The Centralized Anticoagulation Services Hub (CASH) provides warfarin management services for about 1,100 patients in four Veterans Integrated Service Networks comprising 11 states in the Upper Midwestern United States, Heather L. Ourth, PharmD, the national program manager for clinical pharmacy practice program and outcomes assessment, told Pharmacy Practice News. Three VA medical centers are active participants, with a fourth to join in January.
CASH is based at the Edward Hines, Jr. VA Hospital in Chicago. There, clinical pharmacy specialists and technicians work together to manage patients. Pharmacists, some of whom work remotely, call patients by phone to address nontherapeutic international normalized ratios (INRs), and complete education and risk–benefit assessments. Some patients who are more stable may receive letters instead of calls. Pharmacists also review and co-sign pharmacy technician notes when needed. Pharmacy technicians who are based on-site review new patient requests, address therapeutic INRs, triage patients to pharmacists when necessary, and review incoming calls and messages, retrieve lab results and contact no-shows. A dashboard database helps assist with identifying patients to contact, and tracks metrics and quality monitors.
Success and Expansion
Now one year into a two-year pilot, the program has increased the percentage of time in therapeutic range from 70.7% to 77% over a 14-month enrollment period. The program initially hired three clinical pharmacy specialists and two technicians, with plans to hire additional staff as the program grows.

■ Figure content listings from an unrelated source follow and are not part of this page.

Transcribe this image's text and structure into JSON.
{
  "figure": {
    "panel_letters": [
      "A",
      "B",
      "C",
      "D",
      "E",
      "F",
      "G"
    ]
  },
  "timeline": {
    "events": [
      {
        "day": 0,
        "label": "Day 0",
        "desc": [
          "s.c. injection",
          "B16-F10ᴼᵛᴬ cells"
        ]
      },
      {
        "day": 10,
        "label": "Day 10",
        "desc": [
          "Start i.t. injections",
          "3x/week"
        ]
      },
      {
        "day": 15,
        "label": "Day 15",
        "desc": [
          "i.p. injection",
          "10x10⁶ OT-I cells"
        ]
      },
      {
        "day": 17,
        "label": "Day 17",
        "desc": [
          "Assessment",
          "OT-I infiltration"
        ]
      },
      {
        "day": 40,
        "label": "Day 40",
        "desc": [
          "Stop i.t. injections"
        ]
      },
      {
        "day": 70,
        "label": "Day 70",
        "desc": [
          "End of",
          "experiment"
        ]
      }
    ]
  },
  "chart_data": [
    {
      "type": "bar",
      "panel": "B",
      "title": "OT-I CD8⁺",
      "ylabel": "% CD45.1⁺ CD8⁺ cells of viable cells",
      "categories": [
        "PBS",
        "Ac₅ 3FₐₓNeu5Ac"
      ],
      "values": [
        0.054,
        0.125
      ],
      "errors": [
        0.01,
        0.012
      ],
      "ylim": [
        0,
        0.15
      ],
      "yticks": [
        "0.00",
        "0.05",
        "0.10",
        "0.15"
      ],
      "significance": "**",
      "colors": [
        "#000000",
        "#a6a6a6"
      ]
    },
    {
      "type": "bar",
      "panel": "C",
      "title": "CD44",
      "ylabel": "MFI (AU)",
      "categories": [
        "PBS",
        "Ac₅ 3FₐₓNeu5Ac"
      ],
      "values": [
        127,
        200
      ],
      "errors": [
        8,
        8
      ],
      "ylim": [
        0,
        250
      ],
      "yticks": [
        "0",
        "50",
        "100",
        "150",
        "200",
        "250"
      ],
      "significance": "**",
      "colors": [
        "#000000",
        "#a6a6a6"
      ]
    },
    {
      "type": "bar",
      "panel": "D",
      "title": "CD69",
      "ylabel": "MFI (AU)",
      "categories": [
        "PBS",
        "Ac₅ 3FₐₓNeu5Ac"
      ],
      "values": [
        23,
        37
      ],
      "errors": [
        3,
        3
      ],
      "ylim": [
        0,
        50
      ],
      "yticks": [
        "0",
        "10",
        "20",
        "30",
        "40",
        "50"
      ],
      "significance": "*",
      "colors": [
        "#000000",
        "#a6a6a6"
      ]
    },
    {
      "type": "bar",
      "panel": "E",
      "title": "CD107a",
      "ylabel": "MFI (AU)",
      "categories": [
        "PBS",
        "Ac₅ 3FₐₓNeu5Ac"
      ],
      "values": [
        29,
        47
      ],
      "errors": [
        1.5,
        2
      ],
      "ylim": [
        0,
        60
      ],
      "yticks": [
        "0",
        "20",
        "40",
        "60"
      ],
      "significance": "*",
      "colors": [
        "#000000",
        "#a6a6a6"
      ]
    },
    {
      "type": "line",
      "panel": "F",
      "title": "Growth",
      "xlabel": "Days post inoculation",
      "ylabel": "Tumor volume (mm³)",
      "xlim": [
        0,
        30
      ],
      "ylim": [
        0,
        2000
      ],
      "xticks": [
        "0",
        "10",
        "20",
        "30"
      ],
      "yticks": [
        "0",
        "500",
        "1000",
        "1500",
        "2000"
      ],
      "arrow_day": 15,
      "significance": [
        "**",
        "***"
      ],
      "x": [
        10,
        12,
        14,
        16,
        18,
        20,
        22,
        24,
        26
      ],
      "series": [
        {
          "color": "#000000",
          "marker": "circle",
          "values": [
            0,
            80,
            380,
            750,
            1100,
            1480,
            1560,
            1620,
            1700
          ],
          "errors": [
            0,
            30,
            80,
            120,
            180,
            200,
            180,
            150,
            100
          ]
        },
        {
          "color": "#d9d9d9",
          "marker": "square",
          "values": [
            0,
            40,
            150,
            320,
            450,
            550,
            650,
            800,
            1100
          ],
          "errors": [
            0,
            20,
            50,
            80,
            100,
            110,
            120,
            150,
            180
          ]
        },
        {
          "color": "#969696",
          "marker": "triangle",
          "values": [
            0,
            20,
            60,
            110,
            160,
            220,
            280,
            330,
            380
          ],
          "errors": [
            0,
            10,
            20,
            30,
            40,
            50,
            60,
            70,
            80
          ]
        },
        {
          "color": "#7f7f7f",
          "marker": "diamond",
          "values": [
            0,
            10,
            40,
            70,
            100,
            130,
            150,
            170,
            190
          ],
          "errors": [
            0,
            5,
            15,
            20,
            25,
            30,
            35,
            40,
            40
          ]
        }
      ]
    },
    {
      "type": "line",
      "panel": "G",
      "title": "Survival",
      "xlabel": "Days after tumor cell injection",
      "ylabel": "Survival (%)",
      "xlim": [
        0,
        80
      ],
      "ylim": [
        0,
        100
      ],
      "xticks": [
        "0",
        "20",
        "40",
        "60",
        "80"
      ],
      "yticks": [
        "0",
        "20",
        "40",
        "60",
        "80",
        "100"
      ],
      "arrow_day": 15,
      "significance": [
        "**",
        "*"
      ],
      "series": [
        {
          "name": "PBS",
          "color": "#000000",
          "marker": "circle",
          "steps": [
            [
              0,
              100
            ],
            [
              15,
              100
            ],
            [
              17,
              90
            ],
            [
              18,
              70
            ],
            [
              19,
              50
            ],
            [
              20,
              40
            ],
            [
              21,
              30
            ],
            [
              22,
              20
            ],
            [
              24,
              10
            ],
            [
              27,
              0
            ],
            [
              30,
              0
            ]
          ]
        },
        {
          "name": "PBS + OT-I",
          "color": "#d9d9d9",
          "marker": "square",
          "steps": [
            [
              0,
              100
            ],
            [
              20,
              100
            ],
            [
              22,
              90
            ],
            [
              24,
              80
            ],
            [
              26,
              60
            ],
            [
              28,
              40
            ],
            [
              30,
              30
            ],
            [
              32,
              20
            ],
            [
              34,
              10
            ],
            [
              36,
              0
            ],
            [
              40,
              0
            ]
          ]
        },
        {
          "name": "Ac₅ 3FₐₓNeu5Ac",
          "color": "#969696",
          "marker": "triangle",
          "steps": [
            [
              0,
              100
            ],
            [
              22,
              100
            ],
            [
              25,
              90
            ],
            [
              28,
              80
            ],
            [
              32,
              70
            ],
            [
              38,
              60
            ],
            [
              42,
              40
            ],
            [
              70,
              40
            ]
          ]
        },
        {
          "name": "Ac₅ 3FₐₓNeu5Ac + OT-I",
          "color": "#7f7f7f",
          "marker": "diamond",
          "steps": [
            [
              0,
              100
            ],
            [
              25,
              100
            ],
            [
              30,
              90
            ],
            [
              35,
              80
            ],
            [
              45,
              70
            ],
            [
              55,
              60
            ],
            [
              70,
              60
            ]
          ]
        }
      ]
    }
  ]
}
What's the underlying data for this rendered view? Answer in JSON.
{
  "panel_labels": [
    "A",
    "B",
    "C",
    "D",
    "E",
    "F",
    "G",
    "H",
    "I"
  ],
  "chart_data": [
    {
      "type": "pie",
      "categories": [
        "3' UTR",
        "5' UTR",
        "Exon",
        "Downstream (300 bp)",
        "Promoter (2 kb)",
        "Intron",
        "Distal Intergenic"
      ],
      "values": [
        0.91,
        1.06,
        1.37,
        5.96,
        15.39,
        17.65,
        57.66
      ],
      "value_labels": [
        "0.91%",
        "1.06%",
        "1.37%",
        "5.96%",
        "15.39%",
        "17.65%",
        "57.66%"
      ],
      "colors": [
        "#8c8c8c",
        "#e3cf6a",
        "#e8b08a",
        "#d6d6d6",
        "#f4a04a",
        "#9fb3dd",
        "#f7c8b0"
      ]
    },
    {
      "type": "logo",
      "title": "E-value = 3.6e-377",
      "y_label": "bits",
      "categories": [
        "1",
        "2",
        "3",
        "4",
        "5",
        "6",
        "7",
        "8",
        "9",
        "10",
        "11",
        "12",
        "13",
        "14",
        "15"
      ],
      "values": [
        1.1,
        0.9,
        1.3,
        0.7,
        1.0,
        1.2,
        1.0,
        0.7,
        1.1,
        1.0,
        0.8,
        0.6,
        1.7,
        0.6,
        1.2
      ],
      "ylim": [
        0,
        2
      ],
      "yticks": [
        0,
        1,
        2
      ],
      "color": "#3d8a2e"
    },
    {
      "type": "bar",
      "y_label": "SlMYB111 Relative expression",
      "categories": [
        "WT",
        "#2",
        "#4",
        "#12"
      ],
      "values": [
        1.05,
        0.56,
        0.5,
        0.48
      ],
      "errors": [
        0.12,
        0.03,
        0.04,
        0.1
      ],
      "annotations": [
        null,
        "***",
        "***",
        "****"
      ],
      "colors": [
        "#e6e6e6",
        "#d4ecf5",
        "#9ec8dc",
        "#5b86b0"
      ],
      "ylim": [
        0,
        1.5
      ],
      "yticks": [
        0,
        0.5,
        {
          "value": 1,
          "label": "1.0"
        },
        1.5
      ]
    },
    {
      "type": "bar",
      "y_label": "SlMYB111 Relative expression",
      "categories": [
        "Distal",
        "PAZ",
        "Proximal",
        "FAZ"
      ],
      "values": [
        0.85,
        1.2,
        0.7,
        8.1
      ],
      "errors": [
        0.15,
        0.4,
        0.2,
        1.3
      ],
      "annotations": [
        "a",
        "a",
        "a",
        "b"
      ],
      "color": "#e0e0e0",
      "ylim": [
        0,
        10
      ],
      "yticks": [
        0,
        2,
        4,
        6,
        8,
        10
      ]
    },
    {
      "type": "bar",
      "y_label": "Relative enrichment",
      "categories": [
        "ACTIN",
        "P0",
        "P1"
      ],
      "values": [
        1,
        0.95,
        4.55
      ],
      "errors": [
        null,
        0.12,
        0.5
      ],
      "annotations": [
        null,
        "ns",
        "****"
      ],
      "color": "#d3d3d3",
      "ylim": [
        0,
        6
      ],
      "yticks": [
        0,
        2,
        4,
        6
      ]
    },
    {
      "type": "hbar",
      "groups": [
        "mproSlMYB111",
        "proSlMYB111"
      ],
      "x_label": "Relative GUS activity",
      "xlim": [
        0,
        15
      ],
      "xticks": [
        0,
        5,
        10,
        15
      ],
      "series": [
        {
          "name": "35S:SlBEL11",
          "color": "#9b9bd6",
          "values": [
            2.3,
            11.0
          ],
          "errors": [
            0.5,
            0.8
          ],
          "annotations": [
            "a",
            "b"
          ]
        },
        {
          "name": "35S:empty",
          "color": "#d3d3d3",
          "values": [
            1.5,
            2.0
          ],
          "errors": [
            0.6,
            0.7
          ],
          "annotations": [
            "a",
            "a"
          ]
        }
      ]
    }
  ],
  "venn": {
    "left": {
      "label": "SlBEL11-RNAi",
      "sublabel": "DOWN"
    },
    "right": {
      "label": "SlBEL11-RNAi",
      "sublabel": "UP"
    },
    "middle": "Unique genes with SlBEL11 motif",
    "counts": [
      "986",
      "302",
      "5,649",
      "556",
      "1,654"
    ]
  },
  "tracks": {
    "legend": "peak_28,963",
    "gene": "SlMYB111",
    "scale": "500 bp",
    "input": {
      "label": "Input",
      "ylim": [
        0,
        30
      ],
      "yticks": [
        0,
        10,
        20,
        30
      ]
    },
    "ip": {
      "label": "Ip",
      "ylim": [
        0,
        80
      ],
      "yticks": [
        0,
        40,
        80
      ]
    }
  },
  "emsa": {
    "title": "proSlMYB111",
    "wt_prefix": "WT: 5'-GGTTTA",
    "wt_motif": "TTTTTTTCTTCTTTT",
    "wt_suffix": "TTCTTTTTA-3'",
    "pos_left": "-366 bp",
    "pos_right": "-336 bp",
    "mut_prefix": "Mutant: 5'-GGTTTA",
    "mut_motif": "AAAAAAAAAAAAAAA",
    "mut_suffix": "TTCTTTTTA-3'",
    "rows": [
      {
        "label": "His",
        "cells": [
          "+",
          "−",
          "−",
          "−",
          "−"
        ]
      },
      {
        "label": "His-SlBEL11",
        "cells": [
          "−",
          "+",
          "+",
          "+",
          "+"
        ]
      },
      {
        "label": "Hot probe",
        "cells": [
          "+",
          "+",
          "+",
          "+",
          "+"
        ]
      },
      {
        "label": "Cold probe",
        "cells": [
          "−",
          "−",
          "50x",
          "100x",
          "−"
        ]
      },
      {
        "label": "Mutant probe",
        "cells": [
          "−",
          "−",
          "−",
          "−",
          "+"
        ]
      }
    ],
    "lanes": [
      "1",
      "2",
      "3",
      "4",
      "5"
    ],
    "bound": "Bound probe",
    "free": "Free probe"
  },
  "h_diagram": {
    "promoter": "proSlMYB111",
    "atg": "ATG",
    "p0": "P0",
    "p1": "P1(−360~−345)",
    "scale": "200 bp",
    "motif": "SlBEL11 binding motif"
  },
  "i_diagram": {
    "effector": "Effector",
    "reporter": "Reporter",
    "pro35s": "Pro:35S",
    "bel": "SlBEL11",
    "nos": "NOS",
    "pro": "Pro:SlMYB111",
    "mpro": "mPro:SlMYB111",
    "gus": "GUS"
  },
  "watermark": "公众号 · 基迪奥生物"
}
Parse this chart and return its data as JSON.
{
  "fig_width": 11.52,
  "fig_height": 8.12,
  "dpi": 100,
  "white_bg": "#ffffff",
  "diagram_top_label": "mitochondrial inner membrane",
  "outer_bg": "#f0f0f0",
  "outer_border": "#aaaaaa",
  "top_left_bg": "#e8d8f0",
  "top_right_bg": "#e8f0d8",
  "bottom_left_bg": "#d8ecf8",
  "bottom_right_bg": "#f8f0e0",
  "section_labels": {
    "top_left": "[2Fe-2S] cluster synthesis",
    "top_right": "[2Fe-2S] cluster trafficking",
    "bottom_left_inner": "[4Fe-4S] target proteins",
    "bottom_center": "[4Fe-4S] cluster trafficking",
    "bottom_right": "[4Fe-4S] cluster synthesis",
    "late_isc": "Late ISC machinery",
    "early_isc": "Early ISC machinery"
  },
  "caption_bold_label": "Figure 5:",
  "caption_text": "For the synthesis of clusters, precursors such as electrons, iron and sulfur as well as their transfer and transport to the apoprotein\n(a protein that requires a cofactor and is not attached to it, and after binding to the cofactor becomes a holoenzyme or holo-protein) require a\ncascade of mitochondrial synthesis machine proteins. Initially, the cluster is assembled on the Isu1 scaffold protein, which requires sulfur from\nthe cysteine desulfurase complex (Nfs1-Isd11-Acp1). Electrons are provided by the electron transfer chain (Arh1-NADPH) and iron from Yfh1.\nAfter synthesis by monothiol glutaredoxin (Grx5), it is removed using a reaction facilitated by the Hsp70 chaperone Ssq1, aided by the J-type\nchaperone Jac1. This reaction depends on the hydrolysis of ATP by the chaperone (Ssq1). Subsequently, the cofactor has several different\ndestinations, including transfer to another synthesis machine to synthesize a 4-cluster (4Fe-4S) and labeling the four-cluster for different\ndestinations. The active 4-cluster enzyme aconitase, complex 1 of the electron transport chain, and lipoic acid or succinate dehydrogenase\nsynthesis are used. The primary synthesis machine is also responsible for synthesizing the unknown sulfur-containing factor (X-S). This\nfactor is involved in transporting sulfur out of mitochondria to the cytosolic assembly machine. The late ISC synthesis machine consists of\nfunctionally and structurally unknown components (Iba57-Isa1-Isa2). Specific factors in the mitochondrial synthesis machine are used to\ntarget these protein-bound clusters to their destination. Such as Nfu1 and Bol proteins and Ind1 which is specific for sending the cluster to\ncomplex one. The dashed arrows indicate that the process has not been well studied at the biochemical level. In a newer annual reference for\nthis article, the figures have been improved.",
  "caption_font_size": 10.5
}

CASH was created in an effort to streamline care for patients, especially those in rural areas, and to better use health professionals’ time in regional centers, Dr. Ourth said. While the majority of patients taking warfarin were cared for in pharmacist-run anticoagulation clinics, some in rural areas were being managed by physicians and nurses, or by clinical pharmacy specialists working in primary care settings.
“We felt there could be operational efficiencies that could be gained by piloting this virtual care model that optimizes the role of both the pharmacist and the technician,” she said, “and free up physician providers, nurses and primary care pharmacists to be able to see more patients and address chronic disease state management, mental health needs and pain management.”
The program has helped alleviate the workload of providers at the participating VA centers, she added.
The goal is to add additional patients to CASH to reach a target sample of 3,300 by June 2020, Dr. Ourth said. Then, they can spend the last six months of the pilot studying the strongpoints and successes to be able to scale it larger. Additional VA centers have asked to participate.
‘A Huge Step Forward’
In anticoagulation therapy, management by phone, telemedicine and related tools has been proven to be as successful as face-to-face encounters, commented John Fanikos, RPh, the executive director of Pharmacy Services at Brigham and Women’s Hospital, in Boston.
“The important part of this study was the inclusion and expansion of the role of pharmacy technicians, which is a wonderful advancement,” Mr. Fanikos said. “There are lots of patients on anticoagulant and antiplatelet therapy, and if we can utilize pharmacists and pharmacy technicians in a way that supports more of the patient population who receives these drugs and keeps them out of harm’s way, that’s a huge step forward.”